Bu başlıktaki yazıyı, Hürriyet Çukurova ekinden Y.Sinan Tanyıldız yazdı. Neler yazmış diye merak edip okuyunca, bize anlatılan, önümüze konulan ekonomik tablonun rengini seçme konusunda tereddütler oluştu bende.
Bir gün önce ziraatçılarla konuştum, Ziraat Odası Başkanı Hüseyin Topçuoğlu, geçen yılın hiç de iyi gitmediğini söylemişti. Üstelik de bu açıklamayı, kaygılarını, endişelerini sayın Mahir Ünal’ın da katıldığı ziyaret sırasında dillendirmişti.
Oysa ekonomistler ve siyasi irade, bize pembe tablo çizmişlerdi.
Yalnız, geçen son hafta içerisinde, siyasetin marka ismi Mahir Ünal Ticaret ve Sanayi Odasındaki toplantıda öyle güzel örnekler serdi ki gözümüzün önüne, neredeyse küçük dilimi yutacaktım!
Ama, konuşma esnasında birşey daha söyledi, anlatılanlarla çelişti desem belki abartı olur, her ne kadar ekonomiden anlamasak da, rakamlar, ifadeler bir şey hatırlatıyor bize.
Suriye’deki iç savaş sonrası, Kahramanmaraşlı sanayici ve iş adamlarının, (belki de bir sektör- belki de krom çelik sektörü olabilir mi) bu ülkeye olan ihracatında ciddi bir düşme olduğunu, hatta iplerin tamamen koptuğunu ifşa etmesi, söylenenleri neredeyse sıfıra düşürür gibiydi.
*
Aynı günkü (25 Aralık tarihli) Hürriyet Gazetesinin ekonomi sayfasında, Kahramanmaraş orta düşük gelir gurubunda yer alıyordu.

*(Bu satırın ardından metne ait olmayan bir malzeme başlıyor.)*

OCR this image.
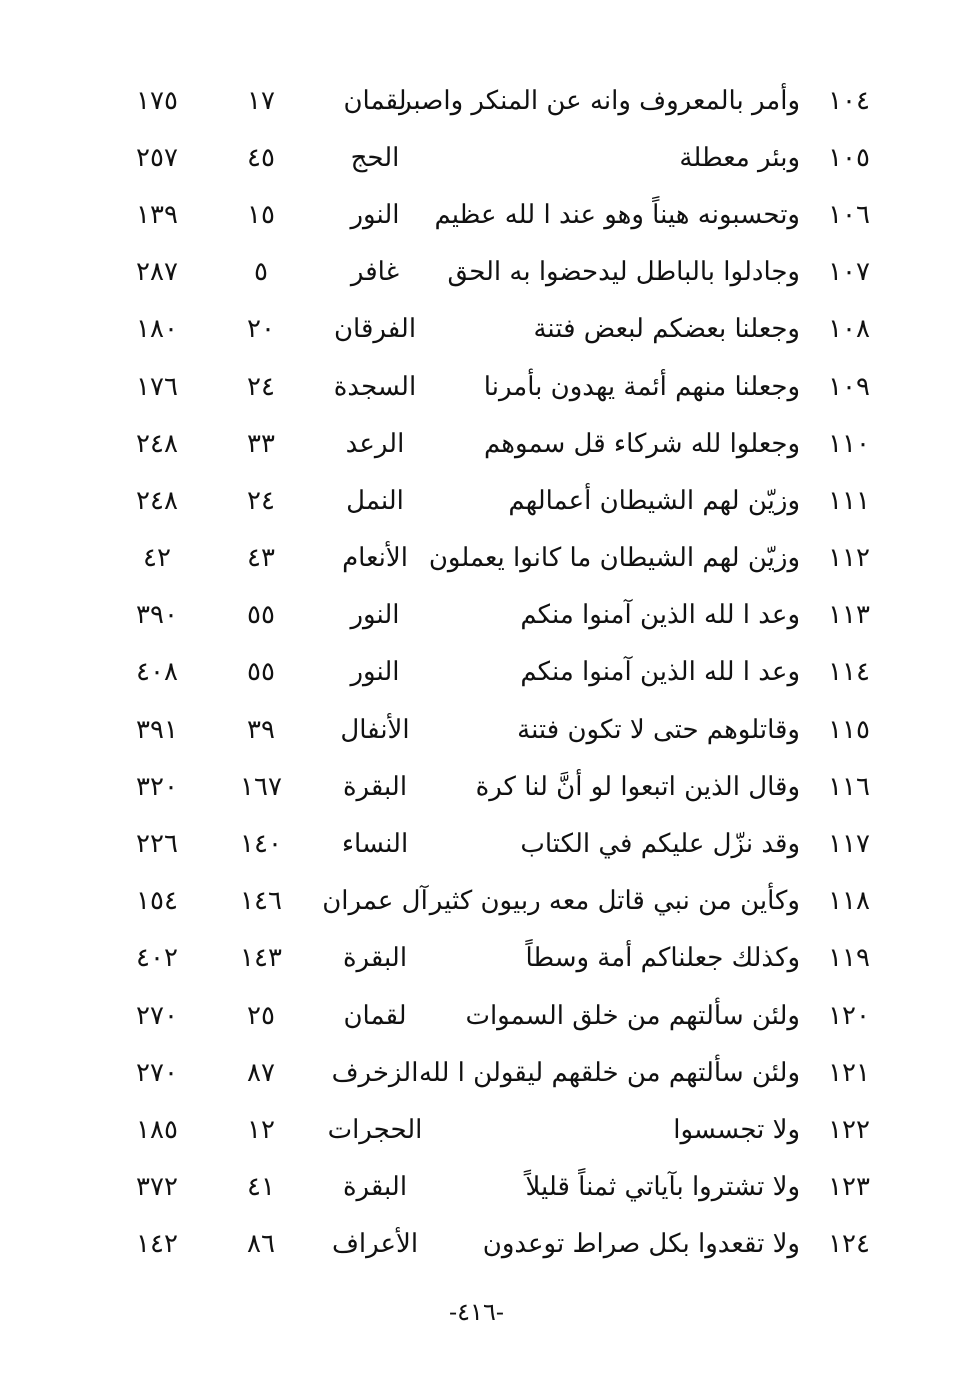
١٠٤
وأمر بالمعروف وانه عن المنكر واصبر
لقمان
١٧
١٧٥
١٠٥
وبئر معطلة
الحج
٤٥
٢٥٧
١٠٦
وتحسبونه هيناً وهو عند ا لله عظيم
النور
١٥
١٣٩
١٠٧
وجادلوا بالباطل ليدحضوا به الحق
غافر
٥
٢٨٧
١٠٨
وجعلنا بعضكم لبعض فتنة
الفرقان
٢٠
١٨٠
١٠٩
وجعلنا منهم أئمة يهدون بأمرنا
السجدة
٢٤
١٧٦
١١٠
وجعلوا لله شركاء قل سموهم
الرعد
٣٣
٢٤٨
١١١
وزيّن لهم الشيطان أعمالهم
النمل
٢٤
٢٤٨
١١٢
وزيّن لهم الشيطان ما كانوا يعملون
الأنعام
٤٣
٤٢
١١٣
وعد ا لله الذين آمنوا منكم
النور
٥٥
٣٩٠
١١٤
وعد ا لله الذين آمنوا منكم
النور
٥٥
٤٠٨
١١٥
وقاتلوهم حتى لا تكون فتنة
الأنفال
٣٩
٣٩١
١١٦
وقال الذين اتبعوا لو أنَّ لنا كرة
البقرة
١٦٧
٣٢٠
١١٧
وقد نزّل عليكم في الكتاب
النساء
١٤٠
٢٢٦
١١٨
وكأين من نبي قاتل معه ربيون كثير
آل عمران
١٤٦
١٥٤
١١٩
وكذلك جعلناكم أمة وسطاً
البقرة
١٤٣
٤٠٢
١٢٠
ولئن سألتهم من خلق السموات
لقمان
٢٥
٢٧٠
١٢١
ولئن سألتهم من خلقهم ليقولن ا لله
الزخرف
٨٧
٢٧٠
١٢٢
ولا تجسسوا
الحجرات
١٢
١٨٥
١٢٣
ولا تشتروا بآياتي ثمناً قليلاً
البقرة
٤١
٣٧٢
١٢٤
ولا تقعدوا بكل صراط توعدون
الأعراف
٨٦
١٤٢
-٤١٦-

Hayrettir ki hayret; 27 ilin arasında Gaziantep de bulunuyordu. Ve de Hakkâri… Tamam, Hakkâri’yi anladık da, Gaziantep ne alaka idi.
Yani… Yanisi şu; Kahramanmaraş riskli 27 şehirden biri olarak çıktı karşımıza.
Kabak gibi…
Bundan acaba şu anlam mı çıkıyor; ekonomik durumuz iyi değil.
Acaba doğru mu?
Türk Gelişim ve İş Dünyası Konfederasyonunun makro (bölgesel) sektörel analizi yapma ihtiyacı duyduğunda, söyleselerdi inanmazdım Kahramanmaraş’ın riskli 27 kentten biri olduğuna!
*
Sivil toplum kuruluşlarının söylediklerine kulak veriyorum, kent ekonomisine verdikleri not’a hayranlıkla bakıyorum, ortaya konan değerleri takdir ediyorum, ancak gazete haberini okuyunca da aradaki çelişkiyi dikkate almasan da olmuyor, bir anlam veremiyorum.
Sanayileşmede maşallahımız var.
İşadamlarımız düzgün, yatırımlarını bu kente yapan, aldıkları kredileri yerinde ve olumlu harcayan, bunu yatırıma dönüştüren kimseler.
İşsizlik dersen, fabrikalar çalıştıracak adama bulamıyor, pamuklar bile tarlada kalıyor. Caddeler, bulvarlar, sokaklar arabalardan geçilmiyor, lüks mağazalar, alışveriş merkezleri gani…
Tabloya bakıyorum, şaşırıyorum, hayret ediyorum. Yoksa biz mi çok safız, yoksa gazete mi yanlış bir habere imza attı, bilemiyorum, düşünemiyorum.